Stelco Starts Co-Gen Plant, Posts Q2 Profits, Despite Business Headwinds
In releasing the company’s second-quarter earnings, Stelco executive chairman Alan Kestenbaum said the plant would allow the
Canadian steelmaker to “continue to improve our industry-leading, low-cost structure, avoid to a large extent significant increases in energy costs others are experiencing and reducing our overall carbon footprint.”
For the quarter ending 30 June, Stelco posted net income of CA$554 million, or CA$7.67 per diluted share, on sales of CA$1.04 billion. For comparison, the company reported net income of CA$363 million on sales of CA$918 million in the same quarter last year.
Executives said the company succeeded in the face declining demand and prices, headwinds that are expected to persist.
“On top of deteriorating pricing and demand, our business is being challenged with strong headwinds, including inflationary pressures in some of our key inputs such as natural gas, coal and alloys. We are concerned about this double hit of higher costs and lower prices and are looking at how we can address these challenges,” Kestenbaum said.

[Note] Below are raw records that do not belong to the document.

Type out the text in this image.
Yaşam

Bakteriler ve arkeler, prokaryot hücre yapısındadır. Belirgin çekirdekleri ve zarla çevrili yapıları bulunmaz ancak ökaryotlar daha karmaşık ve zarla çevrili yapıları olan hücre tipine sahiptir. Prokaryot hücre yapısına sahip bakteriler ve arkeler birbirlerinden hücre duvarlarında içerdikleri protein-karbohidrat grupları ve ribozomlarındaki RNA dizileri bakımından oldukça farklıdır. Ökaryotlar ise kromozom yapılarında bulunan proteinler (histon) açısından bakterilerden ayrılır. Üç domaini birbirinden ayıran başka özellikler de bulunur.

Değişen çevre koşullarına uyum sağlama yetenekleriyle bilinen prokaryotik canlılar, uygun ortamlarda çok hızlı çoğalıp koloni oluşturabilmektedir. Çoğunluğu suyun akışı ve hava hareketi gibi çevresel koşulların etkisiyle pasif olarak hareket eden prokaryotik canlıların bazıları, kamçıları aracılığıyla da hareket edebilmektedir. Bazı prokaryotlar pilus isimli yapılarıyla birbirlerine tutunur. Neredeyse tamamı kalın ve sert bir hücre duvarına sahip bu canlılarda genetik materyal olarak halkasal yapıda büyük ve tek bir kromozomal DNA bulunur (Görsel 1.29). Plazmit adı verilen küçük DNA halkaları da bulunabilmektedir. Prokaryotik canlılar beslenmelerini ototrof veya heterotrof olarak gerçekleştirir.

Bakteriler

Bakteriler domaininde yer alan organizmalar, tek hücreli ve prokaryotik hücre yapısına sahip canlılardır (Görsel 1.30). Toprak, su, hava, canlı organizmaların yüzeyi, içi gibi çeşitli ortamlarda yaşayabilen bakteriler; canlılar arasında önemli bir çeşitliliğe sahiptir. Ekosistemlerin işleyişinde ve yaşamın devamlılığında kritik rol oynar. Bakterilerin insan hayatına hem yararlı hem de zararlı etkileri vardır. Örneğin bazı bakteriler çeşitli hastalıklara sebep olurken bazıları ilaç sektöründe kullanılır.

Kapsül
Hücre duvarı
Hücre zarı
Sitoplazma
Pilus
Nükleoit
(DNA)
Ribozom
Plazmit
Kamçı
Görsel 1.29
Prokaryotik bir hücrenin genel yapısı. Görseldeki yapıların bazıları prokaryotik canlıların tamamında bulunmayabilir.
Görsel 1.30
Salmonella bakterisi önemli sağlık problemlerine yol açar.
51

Company executives reiterated Stelco’s previous guidance for the second half of the year, saying conditions are expected to bring weaker results, barring any changes in business conditions.
“It is expected that adjusted EBITDA in Q3 will be materially below the Q2 level, and further weakening is expected in our Q4 results. This assumes that the lower prices and shorter lead times being experienced currently fully impact results and prevail through the remainder of 2022.”